Não consigo entender como alguém pode dizer que é fã de Marcel Proust e sua obra "Em Busca do Tempo Perdido" e ainda assim afirmar que não conhece as memórias de Pedro Nava. Algumas pessoas, quando questiono a respeito, simplesmente respondem que ambos têm alguma semelhança mas que Proust escreve ficção e Nava memórias. Ora essa e daí? O problema, em minha opinião, não é se um escreve ficção e o outro não. O problema é Proust ser conhecido e reverenciado no mundo inteiro e Nava não ser lido por quase nenhum brasileiro. O desconhecimento da obra de Nava faz com que muitos não consigam perceber suas semelhanças. Proust apanha no ar meros detalhes e os transforma em sinapses para a volta ao passado. Relembra e revê detalhes com uma poesia magnífica. Mas é tudo ficção. Memórias de ficção. Nava pega suas próprias memórias e as transforma, contando-as de um modo encantador, que nos atrai o tempo todo. Parece até ficção, mas são memórias. Nava e Proust, portanto, são bem semelhantes e o que os diferencia é um mero detalhe: em um a ficção é misturada às memórias e em outro ocorre o contrário. Mas talento os dois têm de sobra.

Proust e Nava contam histórias familiares, destacam costumes, mentalidades, vestuários e hábitos, além de pensamentos filosóficos e políticos. Lendo a obra dos dois autores conhecemos a intimidade de duas sociedades aristocráticas distantes geograficamente, mas se vistas de perto, estão bem próximas. Pode-se afirmar que os personagens da obra de Marcel Proust se lessem as memórias de Pedro Nava se identificariam em muitos aspectos. Vamos pensar assim, pois acredito que alguns personagens de Nava leram Proust e se identificaram em muitos aspectos. Drummond, por exemplo, não só leu como traduziu parte de sua obra. Enfim, Nava era um grande fã de Proust e certamente sua obra foi influenciada pelo autor.

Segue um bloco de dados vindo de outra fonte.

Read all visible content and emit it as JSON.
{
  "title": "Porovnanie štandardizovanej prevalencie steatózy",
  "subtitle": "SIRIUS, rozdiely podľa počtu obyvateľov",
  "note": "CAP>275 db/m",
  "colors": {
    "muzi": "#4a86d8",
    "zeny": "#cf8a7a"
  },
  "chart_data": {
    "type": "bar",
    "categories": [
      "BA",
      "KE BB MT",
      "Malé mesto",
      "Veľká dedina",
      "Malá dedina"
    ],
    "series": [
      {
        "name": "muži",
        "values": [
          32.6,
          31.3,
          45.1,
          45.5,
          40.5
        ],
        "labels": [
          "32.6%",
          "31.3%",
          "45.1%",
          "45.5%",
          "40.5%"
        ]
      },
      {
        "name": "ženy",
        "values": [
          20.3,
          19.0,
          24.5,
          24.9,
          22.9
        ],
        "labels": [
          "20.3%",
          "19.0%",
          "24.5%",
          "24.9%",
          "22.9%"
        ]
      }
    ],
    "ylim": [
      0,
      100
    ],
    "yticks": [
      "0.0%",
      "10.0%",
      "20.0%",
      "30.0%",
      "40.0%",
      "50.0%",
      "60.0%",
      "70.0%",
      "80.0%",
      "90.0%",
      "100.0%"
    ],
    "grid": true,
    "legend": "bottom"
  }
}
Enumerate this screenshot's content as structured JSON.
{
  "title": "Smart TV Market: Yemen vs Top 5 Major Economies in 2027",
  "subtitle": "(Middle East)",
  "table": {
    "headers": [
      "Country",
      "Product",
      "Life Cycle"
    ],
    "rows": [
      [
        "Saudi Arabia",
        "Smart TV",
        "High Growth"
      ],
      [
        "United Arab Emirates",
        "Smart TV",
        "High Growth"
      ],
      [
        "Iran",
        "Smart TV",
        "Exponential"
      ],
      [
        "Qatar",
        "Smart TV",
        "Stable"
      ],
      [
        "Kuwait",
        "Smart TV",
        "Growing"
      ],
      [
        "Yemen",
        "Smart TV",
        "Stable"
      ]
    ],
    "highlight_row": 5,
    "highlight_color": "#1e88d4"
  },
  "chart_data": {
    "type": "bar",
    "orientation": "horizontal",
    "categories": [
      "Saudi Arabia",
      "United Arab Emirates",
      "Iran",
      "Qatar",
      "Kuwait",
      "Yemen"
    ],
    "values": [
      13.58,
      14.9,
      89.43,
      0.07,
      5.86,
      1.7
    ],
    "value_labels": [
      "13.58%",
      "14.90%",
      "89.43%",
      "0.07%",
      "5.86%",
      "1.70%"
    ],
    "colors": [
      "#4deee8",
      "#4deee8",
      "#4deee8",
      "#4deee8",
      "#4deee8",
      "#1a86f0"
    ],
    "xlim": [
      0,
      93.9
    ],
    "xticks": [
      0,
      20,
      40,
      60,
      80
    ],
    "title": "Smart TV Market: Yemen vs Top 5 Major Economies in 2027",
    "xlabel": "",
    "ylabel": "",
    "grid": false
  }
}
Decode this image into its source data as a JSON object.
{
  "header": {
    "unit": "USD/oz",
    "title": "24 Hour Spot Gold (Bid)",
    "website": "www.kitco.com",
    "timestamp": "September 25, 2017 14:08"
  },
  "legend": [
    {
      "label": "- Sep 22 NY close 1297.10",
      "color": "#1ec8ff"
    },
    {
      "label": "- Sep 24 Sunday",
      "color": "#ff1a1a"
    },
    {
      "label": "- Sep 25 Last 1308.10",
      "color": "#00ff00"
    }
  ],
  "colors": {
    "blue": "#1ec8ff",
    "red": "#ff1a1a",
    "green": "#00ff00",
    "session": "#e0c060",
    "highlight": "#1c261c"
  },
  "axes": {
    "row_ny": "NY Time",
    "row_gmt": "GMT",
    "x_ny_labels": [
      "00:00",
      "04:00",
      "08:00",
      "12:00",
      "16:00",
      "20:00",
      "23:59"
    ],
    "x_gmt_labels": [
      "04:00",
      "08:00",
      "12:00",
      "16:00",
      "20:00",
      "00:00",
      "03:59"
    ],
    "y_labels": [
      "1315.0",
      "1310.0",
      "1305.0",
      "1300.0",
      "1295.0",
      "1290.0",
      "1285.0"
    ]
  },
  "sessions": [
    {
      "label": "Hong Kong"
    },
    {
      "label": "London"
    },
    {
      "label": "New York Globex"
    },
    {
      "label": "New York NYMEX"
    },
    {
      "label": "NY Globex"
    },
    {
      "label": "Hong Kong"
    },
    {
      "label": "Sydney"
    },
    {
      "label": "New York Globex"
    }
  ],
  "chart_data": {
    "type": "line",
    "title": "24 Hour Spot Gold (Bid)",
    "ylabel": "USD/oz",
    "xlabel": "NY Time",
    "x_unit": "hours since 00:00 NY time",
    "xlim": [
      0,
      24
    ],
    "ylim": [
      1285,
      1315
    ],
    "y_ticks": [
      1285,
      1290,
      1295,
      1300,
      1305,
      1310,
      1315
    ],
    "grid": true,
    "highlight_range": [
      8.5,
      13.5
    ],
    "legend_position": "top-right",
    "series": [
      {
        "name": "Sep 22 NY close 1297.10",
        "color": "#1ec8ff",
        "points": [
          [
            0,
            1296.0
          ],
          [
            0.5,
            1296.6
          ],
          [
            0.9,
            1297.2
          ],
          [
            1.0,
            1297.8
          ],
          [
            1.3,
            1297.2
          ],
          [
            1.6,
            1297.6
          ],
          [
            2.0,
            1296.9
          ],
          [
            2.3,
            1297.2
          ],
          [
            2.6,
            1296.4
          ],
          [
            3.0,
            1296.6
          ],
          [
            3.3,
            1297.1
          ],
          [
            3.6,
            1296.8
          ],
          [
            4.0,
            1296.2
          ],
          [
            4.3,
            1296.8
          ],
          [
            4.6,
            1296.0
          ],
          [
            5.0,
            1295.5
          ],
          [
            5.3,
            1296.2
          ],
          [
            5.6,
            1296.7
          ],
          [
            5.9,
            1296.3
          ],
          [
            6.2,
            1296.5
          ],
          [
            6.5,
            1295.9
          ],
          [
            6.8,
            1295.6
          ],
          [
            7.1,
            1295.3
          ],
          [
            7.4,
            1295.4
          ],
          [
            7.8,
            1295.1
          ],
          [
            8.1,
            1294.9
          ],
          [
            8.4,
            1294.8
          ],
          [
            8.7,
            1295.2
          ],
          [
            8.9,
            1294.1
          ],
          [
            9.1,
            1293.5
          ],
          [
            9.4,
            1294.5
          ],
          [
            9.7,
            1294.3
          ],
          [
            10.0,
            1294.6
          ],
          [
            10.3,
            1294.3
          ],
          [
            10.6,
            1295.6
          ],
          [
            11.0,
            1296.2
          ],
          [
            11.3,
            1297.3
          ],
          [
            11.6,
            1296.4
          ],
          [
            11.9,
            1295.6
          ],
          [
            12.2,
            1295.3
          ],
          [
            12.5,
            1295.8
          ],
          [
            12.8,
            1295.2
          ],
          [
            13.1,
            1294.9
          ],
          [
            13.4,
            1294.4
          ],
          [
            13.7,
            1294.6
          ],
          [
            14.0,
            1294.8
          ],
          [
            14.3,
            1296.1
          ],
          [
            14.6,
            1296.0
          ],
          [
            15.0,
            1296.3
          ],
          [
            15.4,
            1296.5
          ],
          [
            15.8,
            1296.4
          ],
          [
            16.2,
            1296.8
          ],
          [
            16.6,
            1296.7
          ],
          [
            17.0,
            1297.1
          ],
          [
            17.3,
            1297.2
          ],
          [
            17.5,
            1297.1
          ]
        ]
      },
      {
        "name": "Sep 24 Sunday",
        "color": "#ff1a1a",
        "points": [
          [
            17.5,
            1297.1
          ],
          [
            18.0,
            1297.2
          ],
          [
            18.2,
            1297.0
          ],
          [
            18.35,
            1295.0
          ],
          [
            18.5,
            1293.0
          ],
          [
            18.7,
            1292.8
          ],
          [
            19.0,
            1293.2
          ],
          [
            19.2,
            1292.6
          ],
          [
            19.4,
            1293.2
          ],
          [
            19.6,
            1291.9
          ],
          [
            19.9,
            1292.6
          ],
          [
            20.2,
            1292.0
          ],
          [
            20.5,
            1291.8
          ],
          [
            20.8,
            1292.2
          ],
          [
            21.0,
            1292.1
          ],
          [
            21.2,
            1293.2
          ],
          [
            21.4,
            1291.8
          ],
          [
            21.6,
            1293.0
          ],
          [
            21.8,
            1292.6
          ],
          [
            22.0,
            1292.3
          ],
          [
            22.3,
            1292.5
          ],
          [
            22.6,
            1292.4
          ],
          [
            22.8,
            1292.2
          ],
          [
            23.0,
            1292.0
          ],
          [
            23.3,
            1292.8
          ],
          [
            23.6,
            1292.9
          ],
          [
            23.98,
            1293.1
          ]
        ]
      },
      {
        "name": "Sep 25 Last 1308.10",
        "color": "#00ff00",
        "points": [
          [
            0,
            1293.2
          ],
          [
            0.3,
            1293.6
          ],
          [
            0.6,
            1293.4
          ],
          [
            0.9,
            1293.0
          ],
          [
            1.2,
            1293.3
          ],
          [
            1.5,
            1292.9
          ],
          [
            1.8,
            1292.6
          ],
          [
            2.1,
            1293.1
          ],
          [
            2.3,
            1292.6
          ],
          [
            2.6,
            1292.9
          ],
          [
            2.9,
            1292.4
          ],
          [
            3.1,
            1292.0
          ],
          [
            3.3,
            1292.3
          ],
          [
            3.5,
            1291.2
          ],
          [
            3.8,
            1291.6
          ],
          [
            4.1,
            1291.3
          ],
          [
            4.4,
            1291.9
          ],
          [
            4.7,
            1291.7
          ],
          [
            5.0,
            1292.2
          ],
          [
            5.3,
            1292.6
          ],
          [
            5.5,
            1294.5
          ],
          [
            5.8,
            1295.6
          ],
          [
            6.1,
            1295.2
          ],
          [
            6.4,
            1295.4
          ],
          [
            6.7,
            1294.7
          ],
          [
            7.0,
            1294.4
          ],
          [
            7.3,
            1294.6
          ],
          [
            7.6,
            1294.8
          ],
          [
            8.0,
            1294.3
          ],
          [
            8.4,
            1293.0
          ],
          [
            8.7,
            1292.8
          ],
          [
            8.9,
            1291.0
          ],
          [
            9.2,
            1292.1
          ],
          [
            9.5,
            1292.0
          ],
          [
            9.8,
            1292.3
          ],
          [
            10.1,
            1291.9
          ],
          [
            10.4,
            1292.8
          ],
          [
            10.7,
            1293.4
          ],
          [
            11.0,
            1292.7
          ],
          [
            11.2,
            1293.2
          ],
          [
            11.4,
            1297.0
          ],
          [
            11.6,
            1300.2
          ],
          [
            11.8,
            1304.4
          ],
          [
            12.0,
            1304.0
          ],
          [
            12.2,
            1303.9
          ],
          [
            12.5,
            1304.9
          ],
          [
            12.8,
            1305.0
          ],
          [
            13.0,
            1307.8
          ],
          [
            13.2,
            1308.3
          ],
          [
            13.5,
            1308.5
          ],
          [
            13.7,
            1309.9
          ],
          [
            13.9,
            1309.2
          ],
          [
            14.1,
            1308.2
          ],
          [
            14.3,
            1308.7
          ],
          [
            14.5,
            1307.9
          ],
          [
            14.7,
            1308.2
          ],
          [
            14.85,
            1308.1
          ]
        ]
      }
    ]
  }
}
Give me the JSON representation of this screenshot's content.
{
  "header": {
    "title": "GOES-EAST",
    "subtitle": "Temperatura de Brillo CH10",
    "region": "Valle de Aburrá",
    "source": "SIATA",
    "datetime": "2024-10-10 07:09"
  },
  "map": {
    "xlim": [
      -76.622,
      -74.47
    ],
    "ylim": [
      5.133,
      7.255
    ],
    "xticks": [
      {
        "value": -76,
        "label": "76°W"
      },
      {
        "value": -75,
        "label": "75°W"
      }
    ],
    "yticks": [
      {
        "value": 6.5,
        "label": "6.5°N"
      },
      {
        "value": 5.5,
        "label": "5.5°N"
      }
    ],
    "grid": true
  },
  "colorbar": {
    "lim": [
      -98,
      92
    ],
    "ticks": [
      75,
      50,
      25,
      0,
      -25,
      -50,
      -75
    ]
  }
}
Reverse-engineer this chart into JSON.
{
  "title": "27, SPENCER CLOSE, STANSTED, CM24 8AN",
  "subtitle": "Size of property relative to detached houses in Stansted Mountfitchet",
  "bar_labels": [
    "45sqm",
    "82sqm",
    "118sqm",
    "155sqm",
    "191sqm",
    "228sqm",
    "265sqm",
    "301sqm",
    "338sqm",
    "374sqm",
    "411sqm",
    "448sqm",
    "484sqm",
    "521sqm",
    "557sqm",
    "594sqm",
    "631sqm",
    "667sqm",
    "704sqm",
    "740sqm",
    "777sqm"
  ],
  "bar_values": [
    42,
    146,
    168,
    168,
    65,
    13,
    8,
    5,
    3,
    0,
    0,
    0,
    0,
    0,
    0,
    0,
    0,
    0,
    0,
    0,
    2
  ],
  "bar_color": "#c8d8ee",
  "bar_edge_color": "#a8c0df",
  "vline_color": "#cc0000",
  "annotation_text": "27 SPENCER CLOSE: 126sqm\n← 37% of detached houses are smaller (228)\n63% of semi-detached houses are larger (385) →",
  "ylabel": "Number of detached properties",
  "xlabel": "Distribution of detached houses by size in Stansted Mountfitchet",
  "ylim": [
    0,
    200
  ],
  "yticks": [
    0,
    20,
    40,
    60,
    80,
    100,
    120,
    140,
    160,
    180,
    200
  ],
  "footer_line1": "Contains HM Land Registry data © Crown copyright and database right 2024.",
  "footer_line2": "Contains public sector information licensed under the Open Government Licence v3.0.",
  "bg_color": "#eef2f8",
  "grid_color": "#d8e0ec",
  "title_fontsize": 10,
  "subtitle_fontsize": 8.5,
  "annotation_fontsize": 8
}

Por isso, recomendo o exercício aos fãs de Proust: leiam todos os volumes das memórias de Nava. Percebam como ficção e realidade são conceitos bem voláteis na literatura. Em alguns casos, Nava ao contar um fato, transforma-o por distorcê-lo ao ponto de se aproximar da ficção. E Proust, como grande contador de histórias, cria uma ficção tão próxima da realidade que até nos esquecemos de diferenciar os dois. E esqueçam os conceitos de realidade e ficção ao lerem ambas as obras. O que importa mesmo não é se o fato ocorreu ou não na vida do autor e sim como somos levados nessa viagem ao passado.